Boring, wordy post written while on an airplane ORD-SFO today.
I realized that the way I schedule my vacations currently is pretty unconventional—I often take a few days here-and-there while on business travel, when work sends me to places that are either interesting or where friends live. For instance, I have made use of business trips to San Francisco, Cleveland
, Kansas City, Seattle, Waterloo, DC, and many other towns to see friends, which has been absolutely wonderful.
For instance, on this current trip, I took one vacation day in Minneapolis after my conference to hang out with my friend Psycho Security Guard
–I haven’t seen him or his family in about a year and a half. His daughter is 3 years old now, quite adorable, and whip-smart. Then I’m taking two or three vacation days (and a weekend) to go to Colin & Jess’s wedding in San Francisco—and see a variety of Teps.
I’m in a position (single and without children) that this system of “micro-vacations” works perfectly. My schedule is flexible, it requires little planning, and doesn’t require airfare and logistics for multiple people. All that I really want for accommodations is a couch and a wireless high speed connection. I realize, of course, that there are plusses and minuses to either lifestyle—but right now, honestly, on the scale of things, this one works for me. I’ll admit that there are definite downsides (discussed below).
I’m probably going to take a similar mini-vacation in August, when I am out in the Bay Area for a conference. But I haven’t planned a big (e.g., weeklong) for this year… perhaps I should try to schedule one, to avoid burning out. Anyone have any suggestions?
However, my current life arrangement makes me worry about planning/enjoying large vacations by myself. It is part of what keeps me from trying out the world traveling that I’d like to do (e.g., South & Central America, Southeast Asia). I figure that travel logistics can be very annoying—you don’t have the option of “Ok, you watch the bags and wait in line, and I’ll grab us some food and water.” I’ve dealt with this by being the organizer for various group camping trips (Badlands/South Dakota
, Big Bend, Yosemite, Saguaro). Perhaps I should try a big solo vacation, though, anyway. A quote from David Margolick (contributing editor at Vanity Fair) on this topic struck me:Some people are well-suited to solo journeys, but I am not among them. If such trips had a sound track, for me it wouldn't be that old camp standard about wandering happily with a knapsack on my back - "Val-de-ri, Val-de-ra" - but "Courage," a song from Schubert's "Winterreise" in which a stalwart traveler tries, rather unconvincingly, to show he can hack it on his own, can fend off the loneliness and despair.

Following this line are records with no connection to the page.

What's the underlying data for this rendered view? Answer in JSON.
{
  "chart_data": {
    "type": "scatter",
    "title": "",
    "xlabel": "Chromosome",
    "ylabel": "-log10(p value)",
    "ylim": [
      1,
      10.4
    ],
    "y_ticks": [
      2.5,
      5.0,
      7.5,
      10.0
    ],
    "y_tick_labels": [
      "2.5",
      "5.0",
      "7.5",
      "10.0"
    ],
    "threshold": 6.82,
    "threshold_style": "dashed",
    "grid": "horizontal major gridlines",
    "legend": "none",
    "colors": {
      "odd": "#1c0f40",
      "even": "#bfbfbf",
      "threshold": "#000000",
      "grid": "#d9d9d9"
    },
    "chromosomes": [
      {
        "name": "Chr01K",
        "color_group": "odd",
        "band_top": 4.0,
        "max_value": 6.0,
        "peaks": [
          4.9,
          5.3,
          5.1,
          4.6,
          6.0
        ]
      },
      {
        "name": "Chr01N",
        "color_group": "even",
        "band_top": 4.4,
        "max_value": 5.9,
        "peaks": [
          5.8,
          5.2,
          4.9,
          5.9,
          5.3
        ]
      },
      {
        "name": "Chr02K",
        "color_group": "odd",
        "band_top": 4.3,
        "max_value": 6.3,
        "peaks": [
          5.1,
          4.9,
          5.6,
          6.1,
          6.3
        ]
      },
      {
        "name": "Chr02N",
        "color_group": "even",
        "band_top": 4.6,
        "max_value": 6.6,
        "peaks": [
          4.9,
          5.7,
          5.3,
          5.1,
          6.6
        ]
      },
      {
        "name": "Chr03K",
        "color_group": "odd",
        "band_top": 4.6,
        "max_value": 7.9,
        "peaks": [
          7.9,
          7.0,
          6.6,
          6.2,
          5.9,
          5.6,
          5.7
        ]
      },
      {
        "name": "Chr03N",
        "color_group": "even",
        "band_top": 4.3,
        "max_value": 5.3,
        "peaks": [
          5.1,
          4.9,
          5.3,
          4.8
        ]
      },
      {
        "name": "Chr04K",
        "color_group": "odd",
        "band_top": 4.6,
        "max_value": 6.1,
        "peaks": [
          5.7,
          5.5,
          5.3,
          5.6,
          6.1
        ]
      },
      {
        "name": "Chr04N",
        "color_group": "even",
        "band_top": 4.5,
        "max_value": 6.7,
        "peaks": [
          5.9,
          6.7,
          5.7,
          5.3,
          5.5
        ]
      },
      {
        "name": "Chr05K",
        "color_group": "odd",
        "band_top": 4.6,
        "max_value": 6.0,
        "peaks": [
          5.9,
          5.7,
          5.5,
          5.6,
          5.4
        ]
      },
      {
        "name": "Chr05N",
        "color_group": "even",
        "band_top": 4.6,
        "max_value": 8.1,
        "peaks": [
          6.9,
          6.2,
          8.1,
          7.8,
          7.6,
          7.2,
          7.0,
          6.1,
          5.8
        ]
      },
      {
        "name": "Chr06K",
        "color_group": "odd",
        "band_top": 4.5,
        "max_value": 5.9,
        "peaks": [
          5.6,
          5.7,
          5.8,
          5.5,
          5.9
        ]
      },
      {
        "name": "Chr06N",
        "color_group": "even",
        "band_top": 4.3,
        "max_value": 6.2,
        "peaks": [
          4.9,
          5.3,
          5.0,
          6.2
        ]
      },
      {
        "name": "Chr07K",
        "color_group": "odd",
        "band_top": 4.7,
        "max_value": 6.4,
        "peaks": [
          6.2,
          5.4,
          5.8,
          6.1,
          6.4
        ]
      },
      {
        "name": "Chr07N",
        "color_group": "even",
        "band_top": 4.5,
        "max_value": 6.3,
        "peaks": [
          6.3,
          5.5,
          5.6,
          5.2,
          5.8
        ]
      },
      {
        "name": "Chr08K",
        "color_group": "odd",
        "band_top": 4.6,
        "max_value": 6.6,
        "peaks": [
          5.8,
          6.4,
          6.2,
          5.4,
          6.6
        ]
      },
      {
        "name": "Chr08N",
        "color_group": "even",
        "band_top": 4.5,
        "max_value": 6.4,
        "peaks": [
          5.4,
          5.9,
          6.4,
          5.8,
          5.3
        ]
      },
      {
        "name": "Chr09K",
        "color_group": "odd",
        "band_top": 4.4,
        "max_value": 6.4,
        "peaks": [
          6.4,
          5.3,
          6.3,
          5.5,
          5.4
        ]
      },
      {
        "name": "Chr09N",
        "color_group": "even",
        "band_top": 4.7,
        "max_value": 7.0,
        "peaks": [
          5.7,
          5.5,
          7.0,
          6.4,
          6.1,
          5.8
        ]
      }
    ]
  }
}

I haven't had specific crises; it's rather the general, predictable situation. Naturally, there's no one to share the joys. But more often than that, there's no other brain to pick, no other set of legs to choose between left or right at the next corner, no one's plate to pick off.
The hardest part is the meals, and there are lots of them, because they are easy, mollifying, something to do. You're thankful to bury your head in The International Herald Tribune, but if the place is dark, you're out of luck.
Perhaps this is why solo travelers write so many postcards. Go with another person, even if it's the wrong person, and you're spared that, along with the table for one in the corner.
But along with the sadness, there is a crucial bonus to being on your own: serendipity. People touring in pairs seem self-contained, impermeable - except, perhaps by other pairs of travelers, often from the same place (home), often doing the same superficial things. When you are alone, and when you have the courage to appear as vulnerable as you really feel, this is when travel's most memorable moments occur.
On the flip side, I know I enjoy solitary travel at times—see my travelogues from NYC
, for instance. I can geek out looking at infrastructure, or sample the strangest food, or have odd schedules, or stop to write postcards for hours at a café—without worrying how much I’m boring somebody else. I know that I can get annoyed and lose patience with others easily—which might be at least as unpleasant as the problems of traveling alone.